A new study claims that hours spent playing action video games not only train your hands to work the buttons on the controller, they may also train your brain to make better and faster use of visual input.
Addicted to video games and feeling guilty about it? Well, you need not. A new study claims that hours spent playing action video games not only train your hands to work the buttons on the controller, they may also train your brain to make better and faster use of visual input.
"Gamers see the world differently. They are able to extract more information from a visual scene," said Greg Appelbaum, an assistant professor of psychiatry in the Duke School of Medicine that conducted the study.
Prior research has also found that gamers are quicker at responding to visual stimuli and can track more items than non-gamers. When playing a game, especially a first-person shooter, gamers make "probabilistic inferences" about what they're seeing — good guy or bad guy, moving left or moving right — as rapidly as they can, the researchers said.

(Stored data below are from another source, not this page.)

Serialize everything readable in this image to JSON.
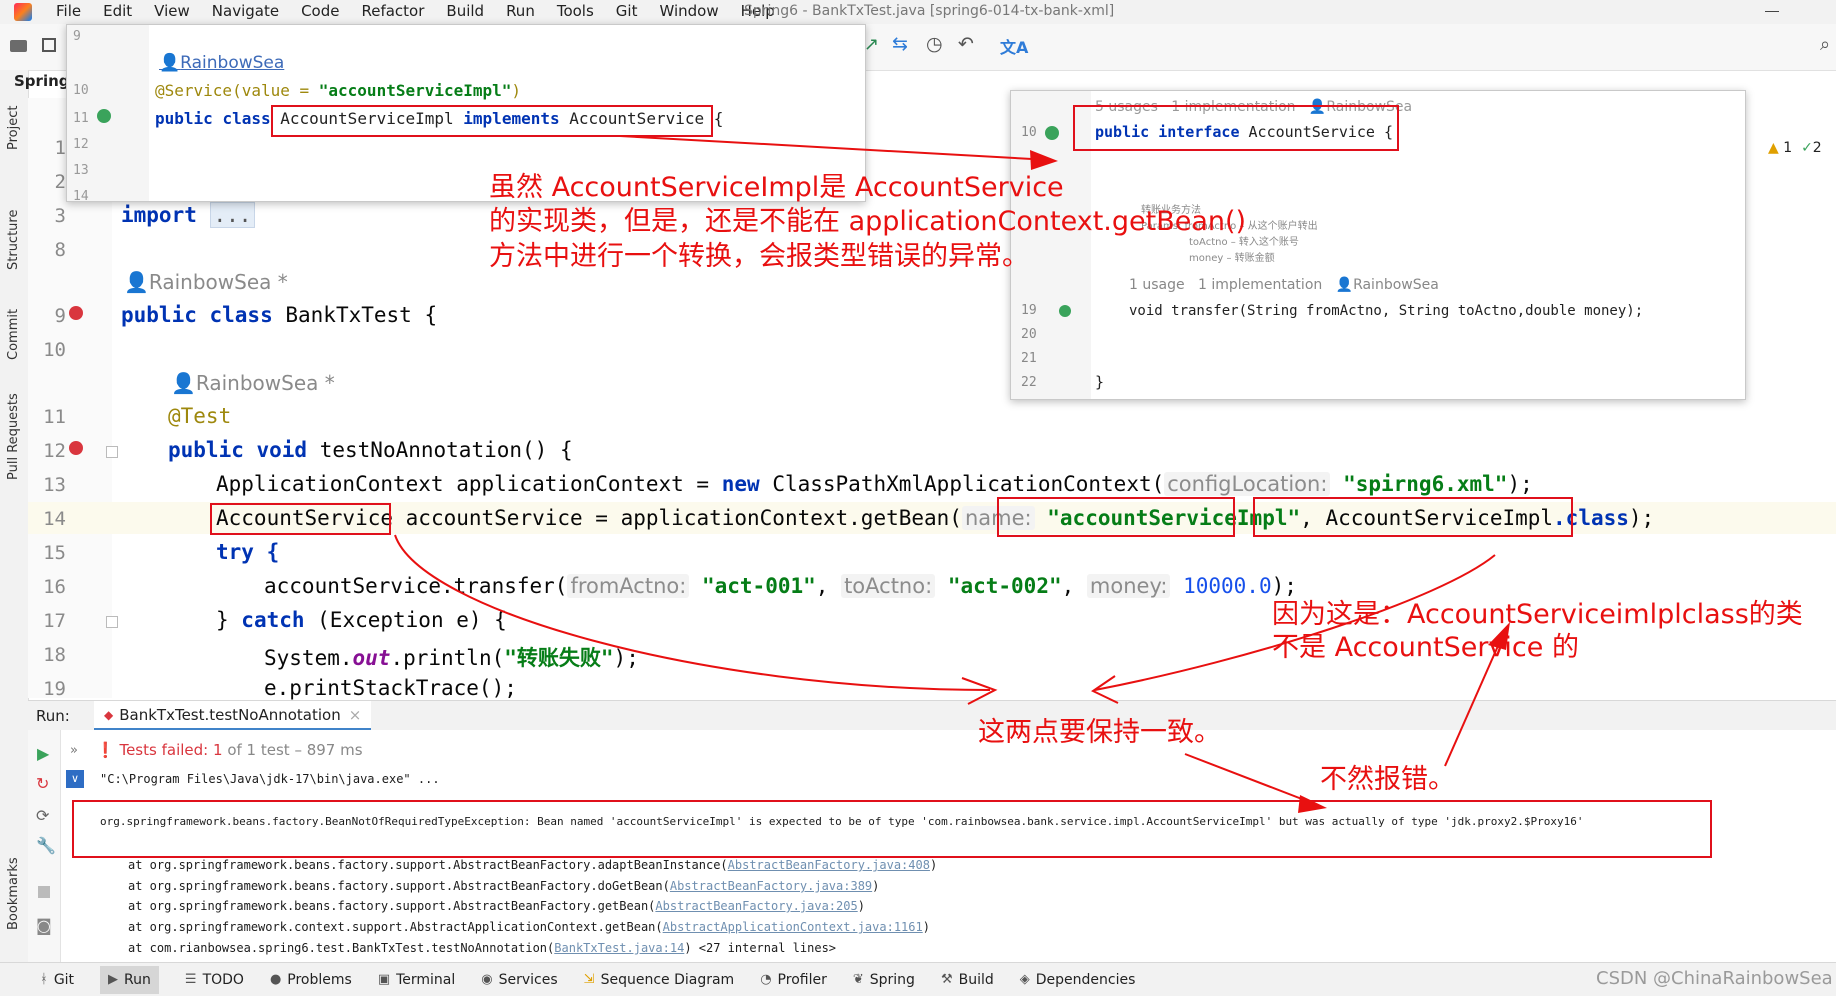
{
  "menu": [
    "File",
    "Edit",
    "View",
    "Navigate",
    "Code",
    "Refactor",
    "Build",
    "Run",
    "Tools",
    "Git",
    "Window",
    "Help"
  ],
  "window_title": "Spring6 - BankTxTest.java [spring6-014-tx-bank-xml]",
  "project_label": "Spring",
  "side_tabs": [
    "Project",
    "Structure",
    "Commit",
    "Pull Requests",
    "Bookmarks"
  ],
  "popup_left": {
    "line_numbers": [
      "9",
      "10",
      "11",
      "12",
      "13",
      "14"
    ],
    "author": "RainbowSea",
    "annotation": "@Service(value = ",
    "annotation_value": "\"accountServiceImpl\"",
    "annotation_close": ")",
    "kw_public": "public",
    "kw_class": "class",
    "class_decl": "AccountServiceImpl implements AccountService",
    "class_decl_name": "AccountServiceImpl",
    "class_decl_implements": "implements",
    "class_decl_iface": "AccountService",
    "brace": "{"
  },
  "popup_right": {
    "usages_top": "5 usages",
    "impl_top": "1 implementation",
    "author_top": "RainbowSea",
    "line10": "10",
    "iface_kw": "public interface",
    "iface_name": "AccountService",
    "brace": "{",
    "doc_title": "转账业务方法",
    "doc_params": "Params:",
    "doc_p1": "fromActno – 从这个账户转出",
    "doc_p2": "toActno – 转入这个账号",
    "doc_p3": "money – 转账金额",
    "usages2": "1 usage",
    "impl2": "1 implementation",
    "author2": "RainbowSea",
    "line_numbers": [
      "19",
      "20",
      "21",
      "22"
    ],
    "method": "void transfer(String fromActno, String toActno,double money);",
    "close_brace": "}"
  },
  "warnings": {
    "warn_count": "1",
    "ok_count": "2"
  },
  "editor": {
    "line_numbers": [
      "1",
      "2",
      "3",
      "8",
      "9",
      "10",
      "11",
      "12",
      "13",
      "14",
      "15",
      "16",
      "17",
      "18",
      "19"
    ],
    "import_kw": "import",
    "import_dots": "...",
    "author1": "RainbowSea *",
    "class_line_kw": "public class",
    "class_line_name": "BankTxTest",
    "class_line_brace": "{",
    "author2": "RainbowSea *",
    "test_ann": "@Test",
    "method_kw": "public void",
    "method_name": "testNoAnnotation() {",
    "l13_a": "ApplicationContext applicationContext = ",
    "l13_new": "new",
    "l13_b": " ClassPathXmlApplicationContext(",
    "l13_hint": "configLocation:",
    "l13_str": "\"spirng6.xml\"",
    "l13_end": ");",
    "l14_type": "AccountService",
    "l14_a": " accountService = applicationContext.getBean(",
    "l14_hint": "name:",
    "l14_str": "\"accountServiceImpl\"",
    "l14_comma": ",",
    "l14_class": "AccountServiceImpl",
    "l14_dotclass": ".class",
    "l14_end": ");",
    "l15": "try {",
    "l16_a": "accountService.transfer(",
    "l16_h1": "fromActno:",
    "l16_s1": "\"act-001\"",
    "l16_h2": "toActno:",
    "l16_s2": "\"act-002\"",
    "l16_h3": "money:",
    "l16_num": "10000.0",
    "l16_end": ");",
    "l17_a": "} ",
    "l17_catch": "catch",
    "l17_b": " (Exception e) {",
    "l18_a": "System.",
    "l18_out": "out",
    "l18_b": ".println(",
    "l18_str": "\"转账失败\"",
    "l18_end": ");",
    "l19": "e.printStackTrace();"
  },
  "run": {
    "label": "Run:",
    "tab": "BankTxTest.testNoAnnotation",
    "tests_failed": "Tests failed:",
    "failed_count": "1",
    "of_total": "of 1 test",
    "duration": "– 897 ms",
    "cmd": "\"C:\\Program Files\\Java\\jdk-17\\bin\\java.exe\" ...",
    "exception": "org.springframework.beans.factory.BeanNotOfRequiredTypeException: Bean named 'accountServiceImpl' is expected to be of type 'com.rainbowsea.bank.service.impl.AccountServiceImpl' but was actually of type 'jdk.proxy2.$Proxy16'",
    "trace": [
      {
        "text": "at org.springframework.beans.factory.support.AbstractBeanFactory.adaptBeanInstance(",
        "link": "AbstractBeanFactory.java:408",
        "end": ")"
      },
      {
        "text": "at org.springframework.beans.factory.support.AbstractBeanFactory.doGetBean(",
        "link": "AbstractBeanFactory.java:389",
        "end": ")"
      },
      {
        "text": "at org.springframework.beans.factory.support.AbstractBeanFactory.getBean(",
        "link": "AbstractBeanFactory.java:205",
        "end": ")"
      },
      {
        "text": "at org.springframework.context.support.AbstractApplicationContext.getBean(",
        "link": "AbstractApplicationContext.java:1161",
        "end": ")"
      },
      {
        "text": "at com.rianbowsea.spring6.test.BankTxTest.testNoAnnotation(",
        "link": "BankTxTest.java:14",
        "end": ") <27 internal lines>"
      }
    ]
  },
  "annotations": {
    "note1_l1": "虽然 AccountServiceImpl是 AccountService",
    "note1_l2": "的实现类，但是，还是不能在 applicationContext.getBean()",
    "note1_l3": "方法中进行一个转换，会报类型错误的异常。",
    "note2_l1": "因为这是：AccountServiceimlplclass的类",
    "note2_l2": "不是 AccountService 的",
    "note3": "这两点要保持一致。",
    "note4": "不然报错。"
  },
  "bottom_tabs": [
    "Git",
    "Run",
    "TODO",
    "Problems",
    "Terminal",
    "Services",
    "Sequence Diagram",
    "Profiler",
    "Spring",
    "Build",
    "Dependencies"
  ],
  "watermark": "CSDN @ChinaRainbowSea"
}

Appelbaum added that with time and experience, the gamer apparently gets better at doing this. "They need less information to arrive at a probabilistic conclusion, and they do it faster," he said.
In a memory task conducted on 125 participants, the gamers outperformed the non-gamers. The researchers concluded that gamers discard the unused stuff just about as fast as everyone else, but they appear to be starting with more information to begin with. They see better, retain visual memory longer and they have improved decision-making capability.
However, this doesn't mean that you can endlessly stay glued to your gaming sessions. Playing video games continuously can have many harmful effects too, including poor eyesight and neck pain, and even weight gain due to being seated for long hours. It also tends to make one revengeful, mixing fantasy with reality.